There’s a ton of interest in immutable, image-based versions of various Linux distributions, since they offer a number of benefits that make them a good fit for some users. Updates can’t really go wrong, rollback is easy, application management through Flatpak is more in line with systems like Android and iOS – they may not be advantages sought by everyone, but they clearly are by some. Still, there are also a number of annoying limitations, most notably around testing nightly releases of Flatpaks, testing system components, and installing command-line tools.
The team behind GNOME OS is addressing these issues. The first thing they’re working on in something they’ve preliminarily call Test Center, which makes it much easier to install nightly releases of Flatpaks alongside their regular versions.
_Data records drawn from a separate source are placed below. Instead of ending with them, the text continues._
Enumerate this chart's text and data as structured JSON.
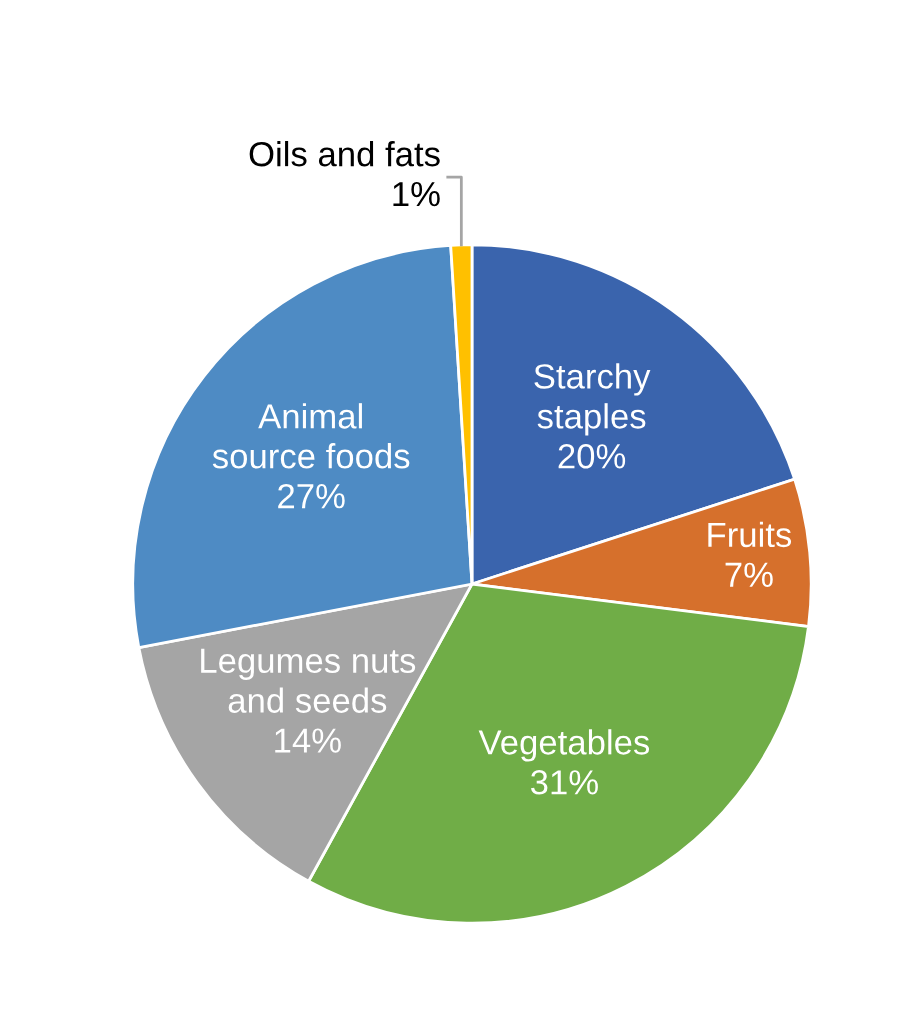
{
  "chart_data": {
    "type": "pie",
    "categories": [
      "Starchy\nstaples",
      "Fruits",
      "Vegetables",
      "Legumes nuts\nand seeds",
      "Animal\nsource foods",
      "Oils and fats"
    ],
    "values": [
      20,
      7,
      31,
      14,
      27,
      1
    ],
    "value_labels": [
      "20%",
      "7%",
      "31%",
      "14%",
      "27%",
      "1%"
    ],
    "colors": [
      "#3a64ad",
      "#d6702c",
      "#70ad47",
      "#a5a5a5",
      "#4e8bc4",
      "#ffc000"
    ],
    "legend": false
  }
}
This is something you can already do today, but the flow is cumbersome and not exactly user-friendly; with Test Center, developers will be able to share a direct link to install test releases.
They intend to use this same Test Center for testing system components:
Our idea here is to use the same “Test Center” app mentioned above for installing and managing experiments at the system level as well. Similar to Flatpak bundles generated in CI, we generate system extension images (sysext) for every merge request. You can install experiments from a sharing link, and they will apply as a sysext over your existing system. Because those images are non-destructive overlays, you can always go back to the original system.
↫ Jordan, Jonas, and Tobias
The last and final issue is that of command-line tools, something Flatpak is simply not designed for. On this front, the GNOME OS team states they are working on a solution as well, but they’re not quite ready to go into much more detail at this point.
Regardless, these are very welcome improvements.

Honestly, Flatpak is pretty close if they weren’t actively refusing to support the use-case.
With the script I wrote to produce/update launchers with proper, tab-completion-friendly names that wrap the –file-forwarding option, the main thing that I notice is the lack of MPV’s manpage.
https://gist.github.com/ssokolow/db565fd8a82d6002baada946adb81f68
Yep, this is the one, albeit pretty huge, oversight of Flatpak in comparison to Snap, which was designed with CLI in mind from day one.
Also what irritates me are the multiple gigabytes’ worth of multiple versions of shared framework libraries that constantly ask to be updated. I don’t really get why new versions of Flatpaks apparently insist on changing minor versions of their dependencies all the time, apparently remaining on old versions, just slightly newer updates of said old versions. Thus my system is littered with 5 copies each of giant meta packages like the Freedesktop Platform and Freedesktop SDK each version half a gigabyte in itself. I know this is a “feature” of Flatpak but in practice it’s just so much more unnecessary-seeming churn.
Moochman,
This is the conundrum. The repos solve this by having centralized maintainers doing the work to consolidate software libraries. Flatpaks cannot automatically determine compatibility though. At best they’d have fallible heuristics. Expecting publishers to coordinate on their own just isn’t realistic because different software developers have radically different schedules for upgrading library versions. Some stick to bleeding edge libraries while others stick with stable libraries forever. Repos need maintainers to do the hard job of strictly enforcing library versions, but none of this happens with flatpak. We might consider fixing it by hiring staff to essentially replicate what the repos do except with flatpak. However part of the goal with flatpak was to avoid this work. I don’t see any easy fix.
Hypothetically AI agents could test and patch thousands of flatpak packages so they can share the same libraries, but even if it worked it still wouldn’t make everyone happy.
I was just looking into immutable Linux variants. If anyone wants to experiment in this area, Fedora Atomic Desktops offers five options with different desktop environments: https://fedoraproject.org/atomic-desktops/
You might also consider Bazzite (https://bazzite.gg/), a gaming-focused immutable distribution built on Fedora Atomic.
I’ve been on Bazzite for a while now, and the immutable nature of it has solved MANY long standing problems I’ve had with Linux in general, including update corruption, config mismatch on update, etc. It’s a little harder to mess about with some developer-ish stuff, when you need to actually install some system level things, but for the most part, this is just a better way to organize the system, in my strong opinion.